News

A wheel of development for global governance

Development Policy17 Jul 2013Dorine van Norren

There seems to be general agreement that we should continue with the MDGs in some form after 2015. Although goal-oriented thinking is a very Western phenomenon, it does focus attention on the fight against global poverty.

Amartya Sen’s theory of ‘freedom is development’ offers a way of recasting the MDGs so that they better reflect the UN Millennium Declaration. This new classification also includes security and effective governance. That produces the following new goals for the post-2015 agenda:

  • Produce and share
  • Educate and alphabetise
  • Equalize
  • Care and cure
  • Protect
  • Build institutions
  • Act responsibly
  • Embrace in global partnership

These goals express shared values and are in verb form to show that they are part of a process. Together they form a ‘wheel of development’, which rotates around the axis of yin-yang: harmony and balance. We can find this balance by devoting equal attention to masculine and feminine values. Besides production, for example, we need redistribution and care for others and the environment; besides security and good institutions, we must acknowledge our interconnectedness and partnership.

Wheel of development

So how does this relate to the HLP’s proposals? The Panel proposed twelve goals, also formulated as verbs. There are two new goals, and separate goals for food security, water and sanitation, sustainable energy and employment. This reflects the Panel’s ambition to make sustainability goals an integral part of the development agenda.
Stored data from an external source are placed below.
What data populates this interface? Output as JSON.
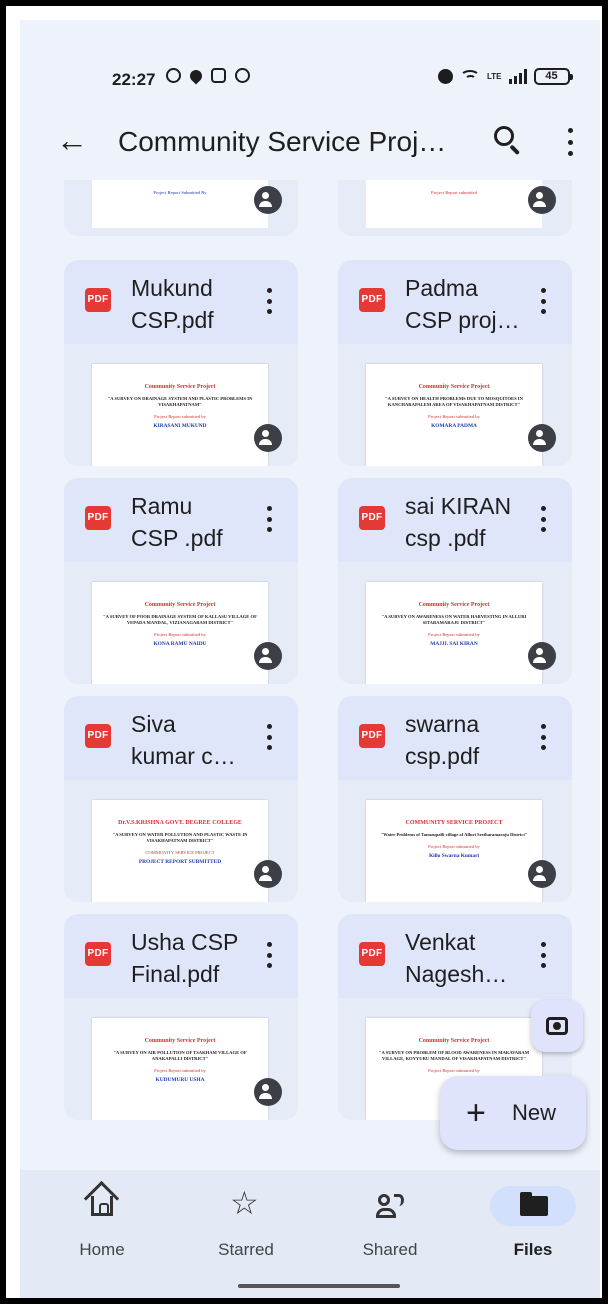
{
  "status": {
    "time": "22:27",
    "battery": "45",
    "network": "LTE"
  },
  "appbar": {
    "back_icon": "arrow-left-icon",
    "title": "Community Service Proj…"
  },
  "partial_top": [
    {
      "caption": "Project Report Submitted By"
    },
    {
      "caption": "Project Report submitted"
    }
  ],
  "files": [
    {
      "name": "Mukund\nCSP.pdf",
      "thumb_title": "Community Service Project",
      "thumb_text": "\"A SURVEY ON DRAINAGE SYSTEM AND PLASTIC PROBLEMS IN VISAKHAPATNAM\"",
      "thumb_sub": "Project Report submitted by",
      "thumb_author": "KIRASANI MUKUND"
    },
    {
      "name": "Padma\nCSP proj…",
      "thumb_title": "Community Service Project",
      "thumb_text": "\"A SURVEY ON HEALTH PROBLEMS DUE TO MOSQUITOES IN KANCHARAPALEM AREA OF VISAKHAPATNAM DISTRICT\"",
      "thumb_sub": "Project Report submitted by",
      "thumb_author": "KOMARA PADMA"
    },
    {
      "name": "Ramu\nCSP .pdf",
      "thumb_title": "Community Service Project",
      "thumb_text": "\"A SURVEY OF POOR DRAINAGE SYSTEM OF KALLASU VILLAGE OF VEPADA MANDAL, VIZIANAGARAM DISTRICT\"",
      "thumb_sub": "Project Report submitted by",
      "thumb_author": "KONA RAMU NAIDU"
    },
    {
      "name": "sai KIRAN\ncsp .pdf",
      "thumb_title": "Community Service Project",
      "thumb_text": "\"A SURVEY ON AWARENESS ON WATER HARVESTING IN ALLURI SITARAMARAJU DISTRICT\"",
      "thumb_sub": "Project Report submitted by",
      "thumb_author": "MAJJI. SAI KIRAN"
    },
    {
      "name": "Siva\nkumar c…",
      "thumb_title": "Dr.V.S.KRISHNA GOVT. DEGREE COLLEGE",
      "thumb_text": "\"A SURVEY ON WATER POLLUTION AND PLASTIC WASTE IN VISAKHAPATNAM DISTRICT\"",
      "thumb_sub": "COMMUNITY SERVICE PROJECT",
      "thumb_author": "PROJECT REPORT SUBMITTED"
    },
    {
      "name": "swarna\ncsp.pdf",
      "thumb_title": "COMMUNITY SERVICE PROJECT",
      "thumb_text": "\"Water Problems of Tanuzupalli village of Alluri Seetharamaraju District\"",
      "thumb_sub": "Project Report submitted by",
      "thumb_author": "Killo Swarna Kumari"
    },
    {
      "name": "Usha CSP\nFinal.pdf",
      "thumb_title": "Community Service Project",
      "thumb_text": "\"A SURVEY ON AIR POLLUTION OF TSAKHAM VILLAGE OF ANAKAPALLI DISTRICT\"",
      "thumb_sub": "Project Report submitted by",
      "thumb_author": "KUDUMURU USHA"
    },
    {
      "name": "Venkat\nNagesh…",
      "thumb_title": "Community Service Project",
      "thumb_text": "\"A SURVEY ON PROBLEM OF BLOOD AWARENESS IN MAKAVARAM VILLAGE, KOYYURU MANDAL OF VISAKHAPATNAM DISTRICT\"",
      "thumb_sub": "Project Report submitted by",
      "thumb_author": ""
    }
  ],
  "file_badge": "PDF",
  "fab": {
    "camera_icon": "camera-icon",
    "new_label": "New",
    "new_icon": "plus-icon"
  },
  "nav": [
    {
      "label": "Home",
      "icon": "home-icon"
    },
    {
      "label": "Starred",
      "icon": "star-icon"
    },
    {
      "label": "Shared",
      "icon": "shared-people-icon"
    },
    {
      "label": "Files",
      "icon": "folder-icon",
      "active": true
    }
  ],
  "colors": {
    "pdf_badge": "#e53935",
    "card_bg": "#dfe6f9",
    "screen_bg": "#eef2fb",
    "nav_bg": "#e4e9f6",
    "active_pill": "#d3e0fb"
  }
}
Of all these new goals, however, only sustainable energy is new; the fight against hunger and unemployment were initially incorporated in Goal 1 (poverty), while water and sanitation came under Goal 7 (environment). The latter could, of course, just as easily be categorised under health. Personally, I feel we should stick with the original classification, so as to avoid confusing the public with new lists. The emphasis on food and water security may be in line with recent Dutch policy, but these are international guidelines, which should extend beyond the priorities of any single country. Another argument in favour of sticking with the original blueprint is that it will not be easy to achieve consensus on new indicators and targets in international negotiations. Emerging countries are already objecting to the sustainability goals, saying that they should not be allowed to interfere with their economies.

Governing the new world

We need a new system to govern the world. The HLP does not go into this issue in any depth, perhaps because answers are not so clear-cut. Now that the world has so many players in the international arena, we need to work together more than ever. In order to form effective alliances, we need a set of collective norms. The MDGs have a leading role to play in achieving these norms, but so do human rights treaties and environmental agreements like those reached at the Rio and Rio+20 summits.

To take action, we need concrete data to monitor progress on the various themes. However, this data has to be collected according to specific principles. Human rights offer the tools to achieve this: participation, non-discrimination and accountability. The HLP rightly says that much of the data should be divided up according to specific target groups to make real progress visible.

Nobel Prize winner Eleanor Öström identified several principles of self-governance for communities: (i) determining rules for resource claims, (ii) adequate conflict resolution, (iii) responsibility for maintenance reasonably proportionate to revenues from use, (iv) monitoring and use of sanctions by consumers themselves, (v) graduated sanctions according to frequency of violation of rules, (vi) democratic rule-making and (vii) explicit recognition of the principle of self-governance by authorities.

Lastly, we have to know how much money and other resources we need to attain these goals. A post-2015 agenda cannot succeed without all these elements. I have summarised them in the figure below:

Wheel of global governance

Here, too, governance requires a balance (yin-yang) between masculine and feminine values. To govern our new network society, we do not need a top-down approach as much as a consensus on the basis of which we can build a new world and govern to achieve effective alliances.